Little documentation exists in New Brunswick surrounding the early period of Aboriginal-settler interaction in the province. These 90 petitions, located in RS108 at the Provincial Archives of New Brunswick, offer valuable primary evidence about the experience of First Nations people in the province.

Although the petitions were often written by a clerk, they offer rich details about the individual petitioners and their families. Of the 90 petitions in this collection, 34 relate the experiences of the Julian family. John Julian, the Chief of the Mi’kmaq at Miramichi, filed the first Aboriginal land petition with the government in 1786. In it, he asserts his right and the right of his family to live on their traditional land. His family continued to petition the government for their land until 1848.

Other petitions document the poverty created as a result of government redistribution of land.
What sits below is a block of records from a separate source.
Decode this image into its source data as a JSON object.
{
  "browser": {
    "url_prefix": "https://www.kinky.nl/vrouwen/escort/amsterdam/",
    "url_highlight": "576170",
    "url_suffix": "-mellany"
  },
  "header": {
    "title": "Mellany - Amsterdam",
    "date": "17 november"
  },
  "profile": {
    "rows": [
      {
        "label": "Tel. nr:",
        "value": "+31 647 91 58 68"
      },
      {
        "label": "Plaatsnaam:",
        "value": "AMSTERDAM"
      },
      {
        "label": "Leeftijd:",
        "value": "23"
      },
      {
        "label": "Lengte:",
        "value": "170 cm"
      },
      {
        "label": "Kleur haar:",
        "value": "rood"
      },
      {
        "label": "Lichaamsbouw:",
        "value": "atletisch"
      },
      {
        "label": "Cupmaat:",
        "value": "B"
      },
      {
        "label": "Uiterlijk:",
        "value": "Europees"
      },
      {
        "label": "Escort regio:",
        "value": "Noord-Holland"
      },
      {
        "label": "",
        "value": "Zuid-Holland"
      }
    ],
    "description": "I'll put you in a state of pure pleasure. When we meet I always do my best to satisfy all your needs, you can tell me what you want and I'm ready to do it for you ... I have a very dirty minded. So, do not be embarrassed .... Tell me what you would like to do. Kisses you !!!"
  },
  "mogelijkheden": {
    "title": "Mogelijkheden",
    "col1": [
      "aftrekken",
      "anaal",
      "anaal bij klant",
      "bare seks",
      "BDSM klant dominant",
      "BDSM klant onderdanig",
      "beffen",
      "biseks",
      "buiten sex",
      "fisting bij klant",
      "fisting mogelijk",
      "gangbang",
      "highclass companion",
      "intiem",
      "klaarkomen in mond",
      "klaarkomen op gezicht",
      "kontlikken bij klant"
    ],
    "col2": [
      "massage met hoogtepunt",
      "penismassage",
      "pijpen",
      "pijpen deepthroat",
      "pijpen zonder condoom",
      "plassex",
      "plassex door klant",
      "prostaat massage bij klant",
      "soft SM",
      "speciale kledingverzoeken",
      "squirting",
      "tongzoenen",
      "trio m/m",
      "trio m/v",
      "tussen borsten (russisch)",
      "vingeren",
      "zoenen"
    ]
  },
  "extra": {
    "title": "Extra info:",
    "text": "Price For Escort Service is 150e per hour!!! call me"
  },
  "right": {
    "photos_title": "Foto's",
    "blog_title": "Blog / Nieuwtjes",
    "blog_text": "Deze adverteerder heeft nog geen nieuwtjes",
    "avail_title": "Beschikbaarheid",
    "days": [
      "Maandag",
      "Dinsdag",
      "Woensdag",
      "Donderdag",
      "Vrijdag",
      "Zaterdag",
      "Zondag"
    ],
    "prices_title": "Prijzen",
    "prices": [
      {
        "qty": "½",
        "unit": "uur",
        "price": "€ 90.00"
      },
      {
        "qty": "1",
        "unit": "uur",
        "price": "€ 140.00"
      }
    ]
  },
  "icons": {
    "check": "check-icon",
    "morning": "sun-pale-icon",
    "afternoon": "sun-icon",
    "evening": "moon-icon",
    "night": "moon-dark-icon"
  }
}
In 1853, Noel Briot, a Mi’kmaq from Burnt Church reserve (Esgenoopetitj), telegraphed a petition to the governor of New Brunswick, Sir Edmund Head, imploring the government not to grant marsh land within the boundaries of his reserve to non-Aboriginal settlers because it would reduce his people "to extreme poverty." Another petitioner, John F. Eales, recorded the sorrow of Peskotomuhkati (Passamaquoddy) women at the loss of their land in 1878. When the Peskotomuhkati women heard that Eales wanted to purchase 100 acres of Peskotomuhkati land, he reported that they fell to their knees and cried, “My Father and grandfather were here long before the white man came and all we claim is Two hundred acres and they have taken it from me! Is there no Justice in the land! They might as well take my hearts blood.” First Nations’ voices punctuate the collection.

In 1841, the government of New Brunswick decided to sell off large portions of Aboriginal reserves to squatters who had either leased the land from Aboriginals or illegally occupied it. The income derived from the sales was to create a permanent fund that would finance the “civilization” of the Mi’kmaq, Maliseet, and Peskotomuhkati. Because of this policy, Aboriginal people were forced to relocate to rapidly shrinking reserves. The majority of the petitions in 1841 in this collection are from non-Aboriginal settlers applying for these land grants.